A bored and disengaged child is far more likely to suffer mental health issues, or to find inappropriate ways to keep themselves busy. If we put all these kids in one school, a school that would be over-capacity, we lose our art facilities, and fewer kids will make the team, meaning lots of kids will have idle time.
My husband drives a school bus to Owen Sound and says he regularly sees kids bringing their guitars to school. A guitar in a young man or woman’s hands can keep them busy for hours, plus learning the skills of commitment, dedication and performance. What happens when that opportunity is taken away; what do they fill their time with? And who amongst us hasn’t heard how music develops the brain.
And these aren’t all “artsy” ideas. In 2009 a report was produced on the future of the Ontario economy: They called it the creative economy and said it would be the fastest growing area for jobs. Most of those jobs are clustered around cities, but rural areas have a part to play as well.
Owen Sound and the surrounding counties have a rich and vibrant arts scene. More and more artists move to the area to enjoy the beauty of nature and for a more affordable way of life. A facility such as OSCVI would encourage growth in this area. Having just discovered OSCVI myself, I believe the city and school should do more to market this advantage.
And I know the arts go on quite successfully at St. Mary’s and West Hill without these facilities. And of course, West Hill has facilities that OSCVI doesn’t, which is why it shouldn’t close either.
But why turn our backs on the facilities we do have? Why not offer the best to everyone?
My other concern is the actual facility of West Hill especially how it relates to transportation. As a business person, my first reaction when something is “over-capacity”, is that the infrastructure will be stressed and opportunities will be lost. And when I look at West Hill, a school in need of repairs, I am uncomfortable that this school will be pushed to its limits.
West Hill is in a residential area with little to no room for manoeuvre, literally. Increasing traffic to this area would be a major drawback. Congestion would be worse as well as overall transportation issues going from the east side of Owen Sound to the West Side.
Also, other out-of-area friends who were considering West Hill for their children have told me they won’t be sending them if this amalgamation goes through.
Everything we create starts with a vision. The Board’s vision is “Preparing our students today for the world of tomorrow.”
The world of tomorrow involves the “creative economy”. By closing OSCVI to high school students, we narrow that vision. By adopting a one high school approach, in an out-dated building, we narrow that vision further. The plan for declining enrollment becomes a reality.

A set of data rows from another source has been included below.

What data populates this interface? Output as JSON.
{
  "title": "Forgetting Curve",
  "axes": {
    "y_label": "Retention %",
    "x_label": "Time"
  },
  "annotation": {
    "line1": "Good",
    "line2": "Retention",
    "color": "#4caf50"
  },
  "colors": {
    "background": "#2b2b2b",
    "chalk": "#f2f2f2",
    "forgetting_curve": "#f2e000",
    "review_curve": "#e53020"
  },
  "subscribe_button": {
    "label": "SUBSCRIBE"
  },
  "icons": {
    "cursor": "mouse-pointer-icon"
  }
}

Let’s not let the fear of change limit our vision for the future, for our children and for Owen Sound. Let’s raise the bar, not lower it. Many of our young children ride the buses with high school kids already. Many of our younger children are held back in an elementary environment.
I encourage the Board and others to re-consider the 7-12 model as providing more opportunities for everyone and maintaining a wonderful space for kids interested in the arts, theatre and music. As well as providing more opportunities for sports.
This model has met with success in other areas where it’s been implemented. (for references, see Ian Heft’s letter of March 7.) It would be a great loss to Owen Sound to not be able to offer this type of facility to high-school children and would even discourage families from moving to this area.
A few months ago, we were excited at the new opportunities available at OSCVI. The building is a beautiful space to be in and the creative spaces are a centerpiece of the community. To watch the door close on this opportunity fills me with regret and makes me wonder if we limited our children’s opportunity by moving to a rural area.